When contributing, please:

  • Follow the PEP8 style guide: Ensure your code is clean and readable by following the PEP8 style guide.

  • Include tests: Write the necessary tests to verify your code works. Ensure all tests pass before submitting a PR.

  • Avoid breaking changes: If necessary, mention them clearly in the PR description.

  • Update documentation: Update or add documentation for new or changed features.

  • Use clear commit messages: Although not mandatory, we encourage following the Conventional Commits specification to maintain a clean and organized commit history.

Architecture overview

Before contributing, it’s important to understand the project’s architecture:

  • Async-first: All API logic lives in AsyncSemanticScholar.

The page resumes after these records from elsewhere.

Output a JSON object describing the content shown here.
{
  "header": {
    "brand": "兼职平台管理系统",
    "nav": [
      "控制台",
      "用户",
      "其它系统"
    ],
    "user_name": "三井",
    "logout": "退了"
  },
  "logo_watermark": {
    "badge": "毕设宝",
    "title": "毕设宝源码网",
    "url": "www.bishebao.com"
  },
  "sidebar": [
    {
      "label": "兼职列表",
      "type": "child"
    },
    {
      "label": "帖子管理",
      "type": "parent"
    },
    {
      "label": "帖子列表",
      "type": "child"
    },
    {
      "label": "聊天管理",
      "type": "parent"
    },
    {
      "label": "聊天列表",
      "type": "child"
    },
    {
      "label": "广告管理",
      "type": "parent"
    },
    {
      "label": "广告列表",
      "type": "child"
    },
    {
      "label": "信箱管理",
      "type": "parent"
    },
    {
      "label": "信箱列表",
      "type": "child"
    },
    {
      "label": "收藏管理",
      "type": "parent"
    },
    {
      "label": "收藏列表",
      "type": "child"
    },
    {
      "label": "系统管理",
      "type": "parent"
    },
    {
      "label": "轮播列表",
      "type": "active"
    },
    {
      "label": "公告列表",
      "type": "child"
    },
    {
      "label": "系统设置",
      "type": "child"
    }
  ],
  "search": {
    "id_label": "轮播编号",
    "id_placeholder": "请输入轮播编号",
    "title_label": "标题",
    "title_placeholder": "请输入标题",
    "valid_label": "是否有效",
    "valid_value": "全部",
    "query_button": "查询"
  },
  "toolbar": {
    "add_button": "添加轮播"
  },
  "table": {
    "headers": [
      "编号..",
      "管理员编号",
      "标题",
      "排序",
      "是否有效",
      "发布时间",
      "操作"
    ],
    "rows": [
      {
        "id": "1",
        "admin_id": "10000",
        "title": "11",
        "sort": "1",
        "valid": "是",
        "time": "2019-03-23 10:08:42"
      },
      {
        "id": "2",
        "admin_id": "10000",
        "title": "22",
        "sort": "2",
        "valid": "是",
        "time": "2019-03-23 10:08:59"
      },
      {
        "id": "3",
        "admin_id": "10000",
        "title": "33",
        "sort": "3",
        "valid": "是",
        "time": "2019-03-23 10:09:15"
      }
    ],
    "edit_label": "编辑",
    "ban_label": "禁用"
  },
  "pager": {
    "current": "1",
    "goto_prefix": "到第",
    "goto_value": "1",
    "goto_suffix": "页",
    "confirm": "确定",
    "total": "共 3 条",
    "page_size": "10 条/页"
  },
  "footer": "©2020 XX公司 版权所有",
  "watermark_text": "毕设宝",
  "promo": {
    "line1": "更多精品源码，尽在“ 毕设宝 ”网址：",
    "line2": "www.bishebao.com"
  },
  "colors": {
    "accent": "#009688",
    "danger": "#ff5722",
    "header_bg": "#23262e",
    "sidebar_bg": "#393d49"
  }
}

The sync SemanticScholar class delegates every method to its async counterpart via _run_async().

  • Data models: All response objects inherit from SemanticScholarObject and follow the same pattern: a FIELDS class constant, attributes initialized to None in __init__, and a _init_attributes(data) method that populates them from a dict.

  • HTTP layer: ApiRequester is the single point for HTTP requests, retries, and error mapping. API methods should not make HTTP calls directly.

When adding new features, follow these patterns to keep the codebase consistent. If your contribution requires changes to the architecture, please discuss it in the PR description so it can be reviewed properly.

Running and writing tests

First, install the dependencies:

pip install -r test-requirements.txt

Then, run the tests:

  1. Run all tests:

    python -m unittest
    
  2. Run all tests in a specific class:

    python -m unittest tests.test_semanticscholar.TestClassName
    
  3. Run a specific test method:

    python -m unittest tests.test_semanticscholar.TestClassName.testMethod
    

Async tests

Async tests use IsolatedAsyncioTestCase and follow the same naming convention as sync tests, but with an _async suffix (e.g., test_get_paper_async). They reuse the same VCR cassettes as their sync counterparts via the use_shared_cassette decorator, which strips the _async suffix to find the matching cassette file.

Recording API Calls

This project uses VCR.py, a library designed to record HTTP interactions and replay them during tests, eliminating the need to make actual HTTP requests repeatedly.

When adding new tests, the first run will record the interactions and save them as a new file in the tests/data directory.

Code coverage

When adding new code, make sure to write tests that cover it. The goal is to maintain high code coverage.

To check the code coverage, run:

python -m coverage run --source=semanticscholar/ -m unittest discover

To generate a report, run:

python -m coverage report

If you want to see the coverage in HTML format, run:

python -m coverage html

Contributing to documentation

The documentation is built using Sphinx and hosted on Read the Docs.

To get started, install the necessary dependencies:

pip install -r docs-requirements.txt

After adding new content, you could build the documentation locally:

cd docs && make html

Then, open the docs/build/html/index.html file in your browser to see the changes.

Please do not include auto-generated files, such as those created by docs/source/conf.py, in your PRs.

To contribute to the documentation, it’s important to be familiar with reStructuredText and Sphinx. For more details on how to work with them, refer to the official Sphinx documentation.